Ford has a new video that is making the rounds that shows what the automaker is doing with 3D printing for some automobile parts. The video outlines how Ford plans to use 3D printers that create metal parts from Desktop Metal. In March 2018, Ford led an investment round for Desktop Metal that saw the company raise $65 million. The fruits of Ford’s part of that investment are now being touted.
Ford has been using several Desktop Metal Studio 3D printing systems for prototyping, and the same 3D printers are now being implemented for part production. The video here comes from a reseller of Desktop Metal 3D printing systems called Proto3000. In the video, Ken Washington, Ford VP of Research and Advanced Engineering, and CTO for Ford Motor Company talks about how Ford is developing its factory of the future vision and leaning heavily on virtual design, 3D scanning, and 3D printer systems.

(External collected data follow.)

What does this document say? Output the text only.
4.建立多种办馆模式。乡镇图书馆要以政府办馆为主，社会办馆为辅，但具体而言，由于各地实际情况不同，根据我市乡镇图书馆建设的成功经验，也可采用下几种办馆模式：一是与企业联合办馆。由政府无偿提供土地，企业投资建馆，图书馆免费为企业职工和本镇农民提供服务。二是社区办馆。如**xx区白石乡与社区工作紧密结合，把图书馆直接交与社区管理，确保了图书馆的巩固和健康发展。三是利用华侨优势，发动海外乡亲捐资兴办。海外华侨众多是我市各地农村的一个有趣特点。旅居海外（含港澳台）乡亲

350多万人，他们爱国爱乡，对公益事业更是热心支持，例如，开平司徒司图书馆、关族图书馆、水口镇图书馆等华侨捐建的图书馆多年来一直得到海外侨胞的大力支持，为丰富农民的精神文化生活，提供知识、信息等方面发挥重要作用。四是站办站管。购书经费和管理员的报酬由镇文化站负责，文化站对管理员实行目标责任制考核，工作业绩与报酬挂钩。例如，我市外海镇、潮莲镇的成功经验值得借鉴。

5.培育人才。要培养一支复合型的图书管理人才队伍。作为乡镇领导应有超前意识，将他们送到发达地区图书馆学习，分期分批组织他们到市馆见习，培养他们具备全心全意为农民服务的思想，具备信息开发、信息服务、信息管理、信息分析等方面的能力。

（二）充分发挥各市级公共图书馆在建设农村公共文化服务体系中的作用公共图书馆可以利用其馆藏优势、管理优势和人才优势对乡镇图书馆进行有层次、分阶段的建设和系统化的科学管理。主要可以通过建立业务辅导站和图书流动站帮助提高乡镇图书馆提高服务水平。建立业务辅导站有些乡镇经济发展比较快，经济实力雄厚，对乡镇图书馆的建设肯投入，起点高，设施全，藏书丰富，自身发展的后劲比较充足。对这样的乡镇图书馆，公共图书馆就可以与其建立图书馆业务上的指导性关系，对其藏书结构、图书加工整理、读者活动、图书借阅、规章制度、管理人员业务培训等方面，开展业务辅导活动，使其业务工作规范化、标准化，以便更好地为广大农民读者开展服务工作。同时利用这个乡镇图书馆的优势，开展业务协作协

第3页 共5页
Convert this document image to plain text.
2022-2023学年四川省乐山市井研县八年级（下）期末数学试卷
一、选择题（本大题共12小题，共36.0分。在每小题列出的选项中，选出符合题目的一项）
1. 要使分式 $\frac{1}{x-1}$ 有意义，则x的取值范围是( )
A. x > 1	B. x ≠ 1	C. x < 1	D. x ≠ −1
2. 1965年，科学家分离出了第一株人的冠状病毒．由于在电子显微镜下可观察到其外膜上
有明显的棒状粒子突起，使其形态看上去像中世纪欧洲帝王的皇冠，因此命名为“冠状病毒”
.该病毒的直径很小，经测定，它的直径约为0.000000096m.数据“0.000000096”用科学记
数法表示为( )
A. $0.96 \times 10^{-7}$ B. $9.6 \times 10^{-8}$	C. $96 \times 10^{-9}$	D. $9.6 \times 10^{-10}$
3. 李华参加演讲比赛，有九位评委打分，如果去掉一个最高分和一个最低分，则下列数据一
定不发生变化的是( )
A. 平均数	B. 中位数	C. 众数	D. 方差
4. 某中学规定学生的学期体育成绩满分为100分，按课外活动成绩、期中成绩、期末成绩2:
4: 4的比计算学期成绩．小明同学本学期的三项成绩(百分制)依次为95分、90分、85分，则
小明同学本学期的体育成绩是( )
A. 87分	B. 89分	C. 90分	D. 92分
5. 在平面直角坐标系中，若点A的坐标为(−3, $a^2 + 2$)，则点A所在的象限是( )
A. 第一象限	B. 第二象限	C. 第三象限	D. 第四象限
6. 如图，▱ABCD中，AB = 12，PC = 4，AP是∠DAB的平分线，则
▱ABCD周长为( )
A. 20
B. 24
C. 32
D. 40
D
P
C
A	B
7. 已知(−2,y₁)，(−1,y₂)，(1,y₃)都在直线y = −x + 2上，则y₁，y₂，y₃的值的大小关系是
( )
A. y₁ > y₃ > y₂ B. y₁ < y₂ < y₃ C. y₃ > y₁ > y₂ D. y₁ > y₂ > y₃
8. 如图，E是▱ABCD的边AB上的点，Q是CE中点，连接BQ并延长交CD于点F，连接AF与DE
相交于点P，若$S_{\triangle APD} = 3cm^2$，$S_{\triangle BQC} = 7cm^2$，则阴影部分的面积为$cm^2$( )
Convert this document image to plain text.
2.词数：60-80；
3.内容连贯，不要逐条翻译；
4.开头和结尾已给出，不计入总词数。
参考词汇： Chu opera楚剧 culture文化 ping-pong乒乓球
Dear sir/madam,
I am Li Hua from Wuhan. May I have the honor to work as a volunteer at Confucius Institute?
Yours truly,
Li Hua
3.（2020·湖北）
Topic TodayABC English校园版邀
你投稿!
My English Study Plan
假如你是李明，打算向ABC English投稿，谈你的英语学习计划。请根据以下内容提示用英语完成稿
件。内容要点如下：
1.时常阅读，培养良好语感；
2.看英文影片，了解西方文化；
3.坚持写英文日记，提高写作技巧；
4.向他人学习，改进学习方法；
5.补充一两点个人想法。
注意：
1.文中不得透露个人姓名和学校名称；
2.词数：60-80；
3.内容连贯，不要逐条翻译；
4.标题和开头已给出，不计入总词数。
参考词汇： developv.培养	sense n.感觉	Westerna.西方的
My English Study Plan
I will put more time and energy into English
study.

Washington states that Ford has been 3D printing prototypes, jigs, fixtures, and performing some short-run production on the Desktop Metal Studio System. Washington mentioned that in a specific geographic market, Ford needed a part to cover an electric plug that was only required in that one specific market. Rather than having to modify at-scale F-150 manufacturing processes, Ford was able to 3D print the part in quantities needed just for that market.
Ford is now ready to move into producing larger batches of parts using the very fast binder jetting process. Ford has been 3D printing some interesting car parts, including a lightweight brake disk that it applied for a patent on last year. Ford has also 3D printed HVAC parts for the Ford Focus and parking brake brackets for the 2020 GT500.